I am Ishikawa from Recruit Technologies Advanced Technologies Laboratory. I contributed to the writing of the book A Detailed Explanation of Apache Spark released by Gijutsu-Hyohron Co., Ltd. on April 29, 2016. I am deeply grateful to everyone at Gijutsu-Hyohron Co., Ltd. who contributed to the review of this book. I am also thankful that we were able to consult with professionals at Spark in Japan to put together a talented team of writers that worked on every component.

技術評論社「詳解Apache Spark」

In addition to its core function of decentralized processing, Apache Spark also encompasses a variety of components including SQL interfaces, machine learning, and streaming processes. The writing concerning each of these components was shared by the same team of authors throughout this book. Overall, the book is not merely an explanation of basic functions, but rather is structured to deepen understanding through demonstrations of practical use.

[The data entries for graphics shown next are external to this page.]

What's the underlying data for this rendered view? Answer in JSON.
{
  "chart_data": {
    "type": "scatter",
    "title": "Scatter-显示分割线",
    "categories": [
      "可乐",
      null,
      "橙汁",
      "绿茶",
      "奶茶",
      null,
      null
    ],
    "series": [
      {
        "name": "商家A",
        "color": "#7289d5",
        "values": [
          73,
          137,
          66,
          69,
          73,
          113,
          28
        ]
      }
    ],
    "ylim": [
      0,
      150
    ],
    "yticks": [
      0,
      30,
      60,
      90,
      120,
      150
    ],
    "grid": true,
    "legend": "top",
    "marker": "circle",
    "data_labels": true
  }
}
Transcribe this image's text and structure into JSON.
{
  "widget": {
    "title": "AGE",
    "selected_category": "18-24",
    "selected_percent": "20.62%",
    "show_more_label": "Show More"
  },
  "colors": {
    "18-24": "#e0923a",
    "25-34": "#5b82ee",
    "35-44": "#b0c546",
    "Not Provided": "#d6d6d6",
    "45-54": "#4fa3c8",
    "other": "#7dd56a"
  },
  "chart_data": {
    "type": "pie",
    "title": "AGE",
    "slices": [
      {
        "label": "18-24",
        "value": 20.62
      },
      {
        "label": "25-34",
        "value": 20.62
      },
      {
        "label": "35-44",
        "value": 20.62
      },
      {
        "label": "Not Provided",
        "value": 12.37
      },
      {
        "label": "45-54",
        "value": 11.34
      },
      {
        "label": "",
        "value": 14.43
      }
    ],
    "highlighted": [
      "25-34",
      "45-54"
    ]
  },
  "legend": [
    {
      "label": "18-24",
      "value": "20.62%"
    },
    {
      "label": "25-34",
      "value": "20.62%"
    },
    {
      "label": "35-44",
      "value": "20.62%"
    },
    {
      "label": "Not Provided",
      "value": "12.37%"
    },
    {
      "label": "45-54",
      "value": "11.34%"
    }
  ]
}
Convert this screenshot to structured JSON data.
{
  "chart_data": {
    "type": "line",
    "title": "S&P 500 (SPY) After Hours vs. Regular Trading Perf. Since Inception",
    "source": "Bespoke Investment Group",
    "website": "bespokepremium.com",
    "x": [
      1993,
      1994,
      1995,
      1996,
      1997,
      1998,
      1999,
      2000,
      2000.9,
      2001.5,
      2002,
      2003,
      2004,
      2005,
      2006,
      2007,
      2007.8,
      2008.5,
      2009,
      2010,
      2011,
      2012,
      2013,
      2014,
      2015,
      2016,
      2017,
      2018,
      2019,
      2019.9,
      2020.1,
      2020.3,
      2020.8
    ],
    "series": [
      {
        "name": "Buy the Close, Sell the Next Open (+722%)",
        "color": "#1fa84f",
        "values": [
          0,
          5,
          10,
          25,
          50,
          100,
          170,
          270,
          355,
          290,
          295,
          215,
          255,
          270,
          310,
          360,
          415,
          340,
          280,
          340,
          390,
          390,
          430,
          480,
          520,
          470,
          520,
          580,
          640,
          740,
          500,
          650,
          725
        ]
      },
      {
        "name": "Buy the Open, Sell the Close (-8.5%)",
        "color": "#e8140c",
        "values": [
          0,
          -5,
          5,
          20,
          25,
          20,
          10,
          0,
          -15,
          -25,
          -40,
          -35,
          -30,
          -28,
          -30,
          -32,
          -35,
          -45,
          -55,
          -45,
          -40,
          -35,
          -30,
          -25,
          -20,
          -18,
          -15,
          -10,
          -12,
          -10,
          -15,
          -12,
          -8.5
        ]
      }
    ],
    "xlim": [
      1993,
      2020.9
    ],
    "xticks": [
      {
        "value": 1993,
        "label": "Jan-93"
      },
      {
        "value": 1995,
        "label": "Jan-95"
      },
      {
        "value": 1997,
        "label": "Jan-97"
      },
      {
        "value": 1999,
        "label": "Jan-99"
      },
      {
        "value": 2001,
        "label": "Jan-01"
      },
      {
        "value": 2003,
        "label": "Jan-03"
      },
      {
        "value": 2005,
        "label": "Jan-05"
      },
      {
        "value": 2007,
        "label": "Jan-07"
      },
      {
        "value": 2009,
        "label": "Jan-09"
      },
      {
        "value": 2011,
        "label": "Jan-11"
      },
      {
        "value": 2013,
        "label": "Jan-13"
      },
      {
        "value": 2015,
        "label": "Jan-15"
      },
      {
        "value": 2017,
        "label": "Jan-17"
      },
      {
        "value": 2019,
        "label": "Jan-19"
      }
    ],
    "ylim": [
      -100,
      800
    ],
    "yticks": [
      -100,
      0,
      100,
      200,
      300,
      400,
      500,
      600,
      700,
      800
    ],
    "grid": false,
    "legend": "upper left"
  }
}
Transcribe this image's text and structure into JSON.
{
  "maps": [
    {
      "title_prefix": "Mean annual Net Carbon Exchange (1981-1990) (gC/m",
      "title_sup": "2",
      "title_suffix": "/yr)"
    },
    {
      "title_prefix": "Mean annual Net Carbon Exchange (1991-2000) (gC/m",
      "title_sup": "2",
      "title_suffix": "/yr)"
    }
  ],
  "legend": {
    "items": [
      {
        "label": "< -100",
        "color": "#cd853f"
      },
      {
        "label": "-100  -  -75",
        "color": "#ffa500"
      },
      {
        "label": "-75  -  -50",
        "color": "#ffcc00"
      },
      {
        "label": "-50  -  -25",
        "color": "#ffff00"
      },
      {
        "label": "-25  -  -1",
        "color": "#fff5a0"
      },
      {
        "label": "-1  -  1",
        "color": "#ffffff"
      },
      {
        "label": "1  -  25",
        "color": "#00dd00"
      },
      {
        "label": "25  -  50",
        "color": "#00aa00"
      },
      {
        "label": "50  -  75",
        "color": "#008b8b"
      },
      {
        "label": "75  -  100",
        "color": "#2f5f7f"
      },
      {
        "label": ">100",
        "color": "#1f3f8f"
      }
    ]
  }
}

Ordinarily my chief pursuit is the machine learning library MLlib, but in this book I was in charge of chapter 5, “DataFrame and Spark SQL.” I will leave it up to my co-authors to promote the other chapters, and will only introduce chapter 5 of this entry.

The Target Readership for Chapter 5

In chapter 5, I explain how DataFrame API and Spark SQL simplify the handling of structured data with Spark. An analysis of structured data is extraordinarily important, to the extent that one could say that 90% of analysis is sufficient cross-tabulation. After penning this chapter, I became aware that what I wanted to do was create a structure that allowed one to learn how to use DataFrame API andSpark SQL thoroughly giving an explanation of basic functions as part of the flow of a more practical analysis. One can say that the goals of this chapter have been achieved if its readers gain the following by reading it.

  1. Engineers who do not ordinarily perform data analysis can learn basic data analysis through Spark
  2. Data analysts can learn how to use Spark to perform the analytical processes they want to do

The Structure of Chapter 5

The explanation in this chapter is advanced through the analysis of open data that has actually been released to the public. It explains everything through basic data manipulation, reading, writing, processing of missing values, and other such basic operations through using Apache Hive and JDBC to obtain data and other such integrations with external systems. Also, the explanation of the Dataset API that was experimentally added to Spark 1.6 is simple yet thoroughgoing. After that, while explaining how DataFrame API can be used in more practical analytical scenarios through the analysis of open data while utilizing the basic functions that have been described. The chapter is structured as follows.

  • 5.1 DataFrame API and Spark SQL
  • 5.2 Data preparation
  • 5.3 Data processing using DataFrame API
  • 5.3.6 Operating DataFrame with SQL queries
  • 5.4 Performance tuning
  • 5.5 Linking with external systems
  • 5.6 Dataset API
  • 5.7 Analysis of DataFrame API using BAY AREA BikeShare
  • 5.8 Synopsis

I have personally been dissatisfied with most books dealing with data analysis products as they only explain functions, and are lacking in perspectives based on how to perform practical analyses. One distinguishing characteristic of this chapter is the description in “5.7 Analysis of DataFrame API using BAY AREA BikeShare” of what sort of functions enable the flow of a practical analysis.

Sample Code from this Book

Sample code from this book has been publicly released in the sample code published in A Detailed Explanation of Apache Spark published by Gijutsu-Hyohron Co., Ltd. I think that reading the sample code and actually putting it to use will advance one’s understanding of Spark.

Final Comments

I would once again like to thank @ueshin, who took part in the review of this chapter. Although I do have a little bit of experience that pertains to development with the Public API part of DataFrame API, I do not understand it in any more depth than that, and without help it would’ve been impossible for me to finish the chapter in its present completed form. Thank you for all your help.